Pancreatic cancer: the cystic microbiome under suspicion
According to a Swedish study, the pancreatic microbiome could have an inflammatory potential and the growth of oral bacteria in pancreatic cystic lesions could be used as a predictive tool for progression to malignancy.
About this article
Thanks to recent improvements in medical imaging, lesions caused by pancreatic cystic neoplasms are detected more and more often. Among them, intraductal papillary mucinous neoplasms (IPNMs) of the pancreas, which can progress to pancreatic cancer, are the most common. The pancreatic microbiota could be involved in many ways in the development of these lesions: 1) cancerous pancreatic tissue is richer in bacteria; 2) bacteria from the Fusobacterium species are associated with a poor prognostic; 3) intracystic bacteria could metabolize gemcitabine, thus reducing therapeutic effects of this anticancer drug.
Characterizing the cystic microbiome
A retrospective study has previously tried to characterize the microbiome found in different cysts, but showed no significant results, maybe because the methodology used could have induced contamination (samples were collected through the mouth and esophagus). To resolve the uncertainty, a prospective study was recently carried out, based on samples of cystic liquid and plasma collected during pancreatic resection in 105 patients at the Karolinska hospital in Sweden: 21 non-IPMN cysts, 57 IPMN cysts and 27 malignant IPMN cysts were diagnosed post hoc.

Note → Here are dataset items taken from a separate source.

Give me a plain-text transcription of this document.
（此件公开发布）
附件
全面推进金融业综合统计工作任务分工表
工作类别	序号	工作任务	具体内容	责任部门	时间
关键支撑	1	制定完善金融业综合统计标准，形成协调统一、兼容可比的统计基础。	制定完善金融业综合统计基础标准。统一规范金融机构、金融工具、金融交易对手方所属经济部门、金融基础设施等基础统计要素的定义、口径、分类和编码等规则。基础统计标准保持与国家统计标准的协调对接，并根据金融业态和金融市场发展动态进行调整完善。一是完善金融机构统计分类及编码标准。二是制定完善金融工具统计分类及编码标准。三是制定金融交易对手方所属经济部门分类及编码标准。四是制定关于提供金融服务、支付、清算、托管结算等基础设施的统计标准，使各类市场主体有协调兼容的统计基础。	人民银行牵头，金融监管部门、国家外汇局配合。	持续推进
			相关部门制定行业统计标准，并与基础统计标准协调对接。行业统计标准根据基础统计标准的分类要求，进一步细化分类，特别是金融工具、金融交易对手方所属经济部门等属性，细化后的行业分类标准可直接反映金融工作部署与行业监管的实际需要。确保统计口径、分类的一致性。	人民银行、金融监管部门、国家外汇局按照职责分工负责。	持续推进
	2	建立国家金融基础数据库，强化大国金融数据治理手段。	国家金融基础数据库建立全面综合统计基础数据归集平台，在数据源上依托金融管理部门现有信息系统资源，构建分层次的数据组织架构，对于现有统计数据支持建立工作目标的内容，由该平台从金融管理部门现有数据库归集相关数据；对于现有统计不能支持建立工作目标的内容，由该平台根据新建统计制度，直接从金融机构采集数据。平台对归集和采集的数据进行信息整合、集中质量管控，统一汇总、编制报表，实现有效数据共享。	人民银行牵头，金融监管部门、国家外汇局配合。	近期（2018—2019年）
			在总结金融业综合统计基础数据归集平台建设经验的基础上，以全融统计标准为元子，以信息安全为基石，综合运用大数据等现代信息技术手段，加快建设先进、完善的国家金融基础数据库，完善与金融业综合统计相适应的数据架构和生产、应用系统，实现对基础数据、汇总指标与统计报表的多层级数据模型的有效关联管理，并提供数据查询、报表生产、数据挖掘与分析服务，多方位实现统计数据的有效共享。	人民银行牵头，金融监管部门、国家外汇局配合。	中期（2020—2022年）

More bacteria and inflammation
Results show that patients diagnosed as carriers of an IPMN (whether it is malignant or not) have higher amounts of bacterial DNA and an increased level of IL-1β (pro-inflammatory interleukin) in the cystic liquid, compared to non-carriers. This correlation is not found in plasma, thus suggesting a local process limited to the cyst. Despite a strong individual variability of the intracystic microbiota composition, the study underlines that cysts occur simultaneously and show increased levels of some oral bacteria, such as Fusobacterium nucleatum and Granulicatella adiacens. Finally, clinical history indicates a strong presence of intracystic bacterial DNA associated, among others, to previous endoscopic lesions related to invasive procedures. However, this increase was independent from the use of proton pump inhibitors (PPI) and antibiotics.
Although these results still require additional work, they suggest that some oral bacteria play a role in the development of cysts that are precursors to pancreatic cancer. Although it is too early to imagine a predictive test for pancreatic cancer based on intracystic bacterial DNA, the authors underline that the pancreatic microbiome could be eventually used to treat patients. The interest of the use of antibiotics and the impact of invasive procedures are among the avenues to explore.